ブラジル映画「私はヴァレンティナ」。主人公の女の子はトランスジェンダー。戸籍上は男の子。しかし、彼は女性として生きたい。学校も女性として通いたい。
映画は彼女が転校して、女性として通いたいと意志を校長に伝えるところから始まる。両親の署名があればいいです、とのこと。だが、別居している父親は居所不明。さて、父親を探して、新しい学期からは女性、ヴァレンティナとして通えるか?
「わたしはヴァレンティナ」★★★★☆。パパはなかなか彼が女の子になることを認められない。ママは女の子で生きなさいと協力的。世の中の反応も同じ。容認派と非容認派。そのアンチのせいでSNSで意地悪な書き込みをされる。それだけでは収まらずに暴力的な妨害行為も。そのおかげでママとヴァレンティナは住んでいた家を追われる。
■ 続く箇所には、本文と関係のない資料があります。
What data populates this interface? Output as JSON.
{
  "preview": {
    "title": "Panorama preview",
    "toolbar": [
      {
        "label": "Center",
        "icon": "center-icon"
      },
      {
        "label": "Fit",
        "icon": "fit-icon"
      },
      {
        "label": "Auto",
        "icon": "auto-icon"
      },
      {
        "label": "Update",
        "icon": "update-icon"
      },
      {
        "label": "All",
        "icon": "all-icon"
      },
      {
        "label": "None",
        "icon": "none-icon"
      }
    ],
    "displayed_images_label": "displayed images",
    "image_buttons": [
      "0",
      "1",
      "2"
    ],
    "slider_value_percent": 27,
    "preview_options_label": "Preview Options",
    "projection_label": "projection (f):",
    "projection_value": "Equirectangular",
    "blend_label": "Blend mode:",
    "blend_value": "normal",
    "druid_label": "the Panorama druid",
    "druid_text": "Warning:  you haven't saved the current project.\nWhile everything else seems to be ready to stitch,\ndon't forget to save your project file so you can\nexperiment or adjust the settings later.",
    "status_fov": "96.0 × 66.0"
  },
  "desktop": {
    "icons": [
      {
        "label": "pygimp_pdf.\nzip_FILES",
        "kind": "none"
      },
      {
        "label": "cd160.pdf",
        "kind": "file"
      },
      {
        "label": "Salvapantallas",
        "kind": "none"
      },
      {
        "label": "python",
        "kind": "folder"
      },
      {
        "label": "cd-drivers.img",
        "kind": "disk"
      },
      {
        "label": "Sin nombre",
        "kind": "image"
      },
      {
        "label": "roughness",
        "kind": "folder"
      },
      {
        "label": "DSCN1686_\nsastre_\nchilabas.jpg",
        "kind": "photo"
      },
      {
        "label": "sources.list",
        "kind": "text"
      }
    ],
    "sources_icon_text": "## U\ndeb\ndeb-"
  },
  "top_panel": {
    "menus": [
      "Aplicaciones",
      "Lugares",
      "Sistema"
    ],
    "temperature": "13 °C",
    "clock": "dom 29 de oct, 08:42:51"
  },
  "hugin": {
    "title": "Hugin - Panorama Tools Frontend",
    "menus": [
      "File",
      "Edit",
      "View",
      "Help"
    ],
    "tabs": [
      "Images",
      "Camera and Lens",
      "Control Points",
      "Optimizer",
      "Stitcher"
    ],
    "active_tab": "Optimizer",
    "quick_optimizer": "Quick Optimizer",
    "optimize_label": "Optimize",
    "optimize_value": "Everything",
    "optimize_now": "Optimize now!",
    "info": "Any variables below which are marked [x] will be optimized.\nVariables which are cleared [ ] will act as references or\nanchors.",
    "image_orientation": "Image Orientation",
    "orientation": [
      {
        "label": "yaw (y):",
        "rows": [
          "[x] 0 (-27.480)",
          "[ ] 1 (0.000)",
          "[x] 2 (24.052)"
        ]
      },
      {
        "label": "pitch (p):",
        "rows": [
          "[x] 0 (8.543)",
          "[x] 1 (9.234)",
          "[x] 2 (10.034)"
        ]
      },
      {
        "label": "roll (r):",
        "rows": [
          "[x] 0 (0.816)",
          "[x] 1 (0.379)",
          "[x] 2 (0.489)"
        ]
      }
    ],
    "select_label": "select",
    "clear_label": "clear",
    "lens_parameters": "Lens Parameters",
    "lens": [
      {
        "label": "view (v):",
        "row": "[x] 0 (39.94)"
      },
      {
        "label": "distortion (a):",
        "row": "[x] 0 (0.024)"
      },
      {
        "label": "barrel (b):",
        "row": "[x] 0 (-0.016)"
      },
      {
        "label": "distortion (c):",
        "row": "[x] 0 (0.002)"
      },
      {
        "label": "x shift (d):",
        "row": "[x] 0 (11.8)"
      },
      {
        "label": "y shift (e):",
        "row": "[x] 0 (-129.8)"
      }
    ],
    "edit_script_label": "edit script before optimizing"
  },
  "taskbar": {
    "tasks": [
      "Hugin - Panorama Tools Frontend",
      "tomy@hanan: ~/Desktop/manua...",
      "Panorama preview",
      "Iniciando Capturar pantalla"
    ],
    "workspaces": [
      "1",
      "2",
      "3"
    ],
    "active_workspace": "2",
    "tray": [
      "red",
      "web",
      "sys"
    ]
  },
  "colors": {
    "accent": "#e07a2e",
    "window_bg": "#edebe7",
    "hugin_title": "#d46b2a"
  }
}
しかし、女の子として生きたいヴァレンティナの意志はかたい。毅然として女子として生きる、その姿に同級生たちも賛同してくれる。そんな姿には感動する。自分らしく生きるために、まっすぐ生きる。簡単ではない人生なのだ。封建的でマッチョな国のイメージのブラジル。それでもLGBTの解放の流れは止められないのだ。